The police rounded every body up, and then decided that a special bail-out beer package was needed. A hair-of-the-dog. Easily paid from the special reserve they had been taking earlier in the evening in the form of a beer-tax. What goes around comes around, right?

Joe Public wanted to use his beer allowance to drink half, and pay half back to the bankers to service his loans. The miners were still off drunk, in some land of delusions, the speculators were passed out under a table and not interested. And the bankers said “Sure. We need a bail out. After all, we have to get OUR beer bonus from somewhere”.

AND NOW KIDDIES… you know why the world is in the hung-over, bleary-eyed mess it is today.


Wonderful . . now I understand completely! You should publish this!

Comment by Baino | February 1st, 2009 5:12 am | Permalink


Well, your post is a semi-amusing exploration of the current economic issues. But I got lost in the complexity of the allegory, sorry. Maybe you’ve nailed it.. Maybe you didn’t? Here’s my take.

The root of the financial crisis lies in the fact that the American Economy has been growing solely based on the massively increasing debt of its citizens for the last 20 years. The credit to fuel that debt has dried up because everyone got greedy, banks, governments, and citizens.

America (and Australia to follow) are now being forced to live within their means for a change.

Its back to basics time in the US. Actual assets, real liabilities, real incomes, actual expenses. Everyone from individuals up to the largest corporates are being forced to make their Profit and Loss Statements and their Balance Sheets reflect reality. Not because they want to but because they have to. The Ponzi Scheme has collapsed (and it’s massively bigger than Bernie Madoff’s tiny effort).

America’s citizens can no longer live their ever more lavish lifestyles. They can no longer fuel it with debt.

American’s corporations that rely on consumers that have access to debt must now, necessarily, fail.

America’s business can no longer be “Business”.

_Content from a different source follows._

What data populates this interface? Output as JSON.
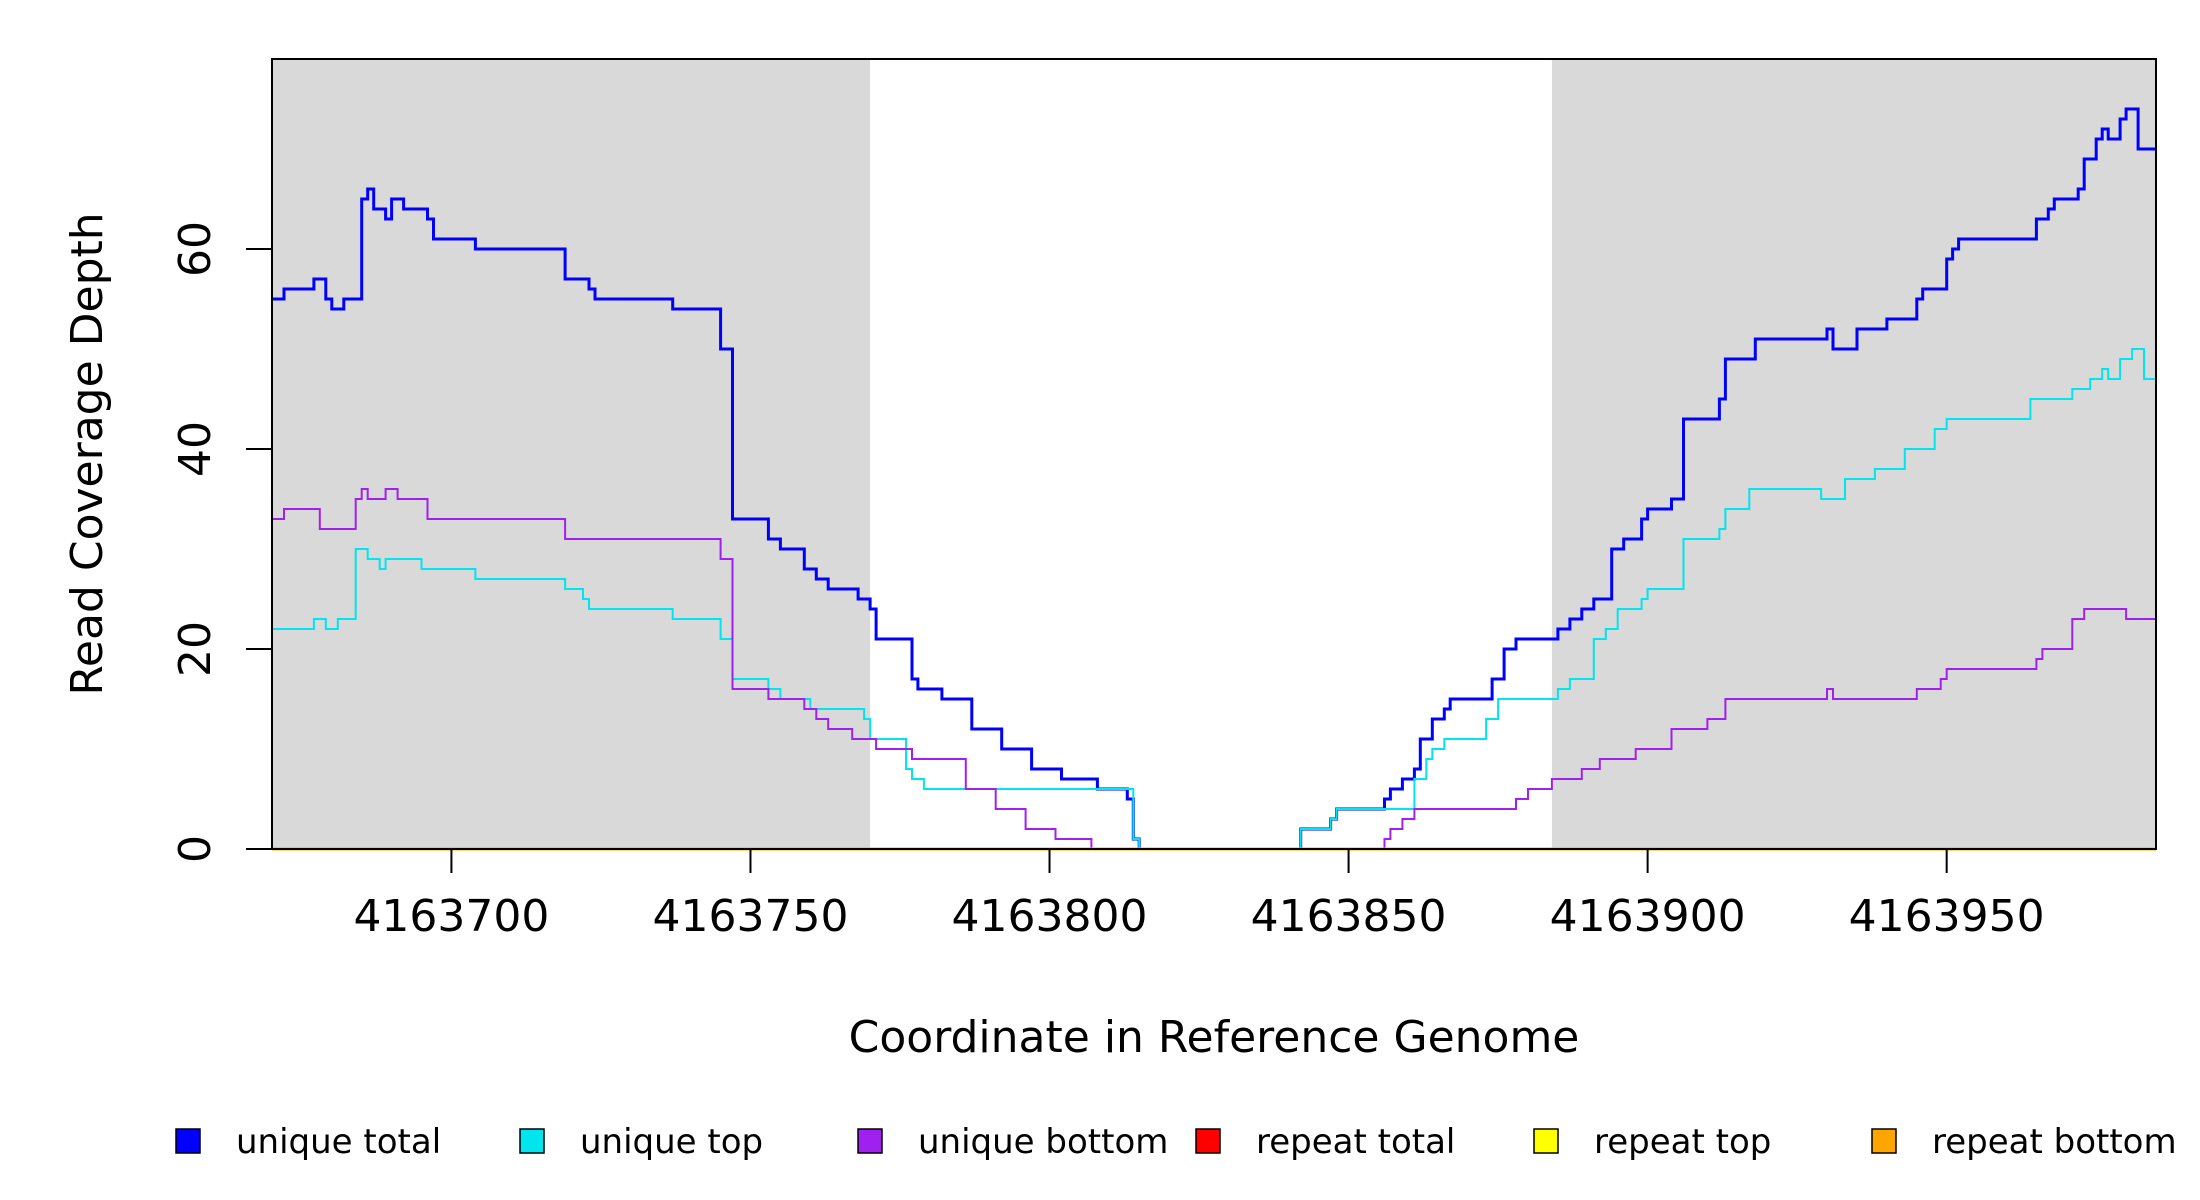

America, once more, needs to be a producer of goods that it sells to the world without artificial subsidies from its Government. Subsidies funded by taxes on citizens who pay them with debt.

The US Government still fails to appreciate all this though.. the citizens have stopped borrowing so they have stepped in and started borrowing on their behalf to prop up their ailing corporations, and thus their lifestyles.. Its pointless, they can put off the inevitable for 6 months, maybe a year, maybe two.. but the shift in the structure of the world that is taking place is like a Tsunami.. the US Governments row of little sandbags wont stop it. Its chickens have come home to roost.


Comment by Duncan Margetts | February 1st, 2009 9:27 am | Permalink

Yes, Duncan, I do agree. Joe Public in the USA, and Australia, have on average been spending around 106% to 110% of income, for the last decade.

That party has to end sometime.

Corporations and executives have likewise had their trotters in the trough. And investment bankers with structured products, all spin and no substance… don’g get me going.

The post is an allegory which I though was especially apt, because the investment bankers in the USA have just paid themselves the 6th highest bonus pool ever, and they are currently mounting spirited defenses of why bonuses are a good thing and they should be paid a truck-load more of them.

Ha bloody ha to that one.

Comment by Wally | February 1st, 2009 11:12 am | Permalink

Note to self. Do not invest in beer. Or Banks.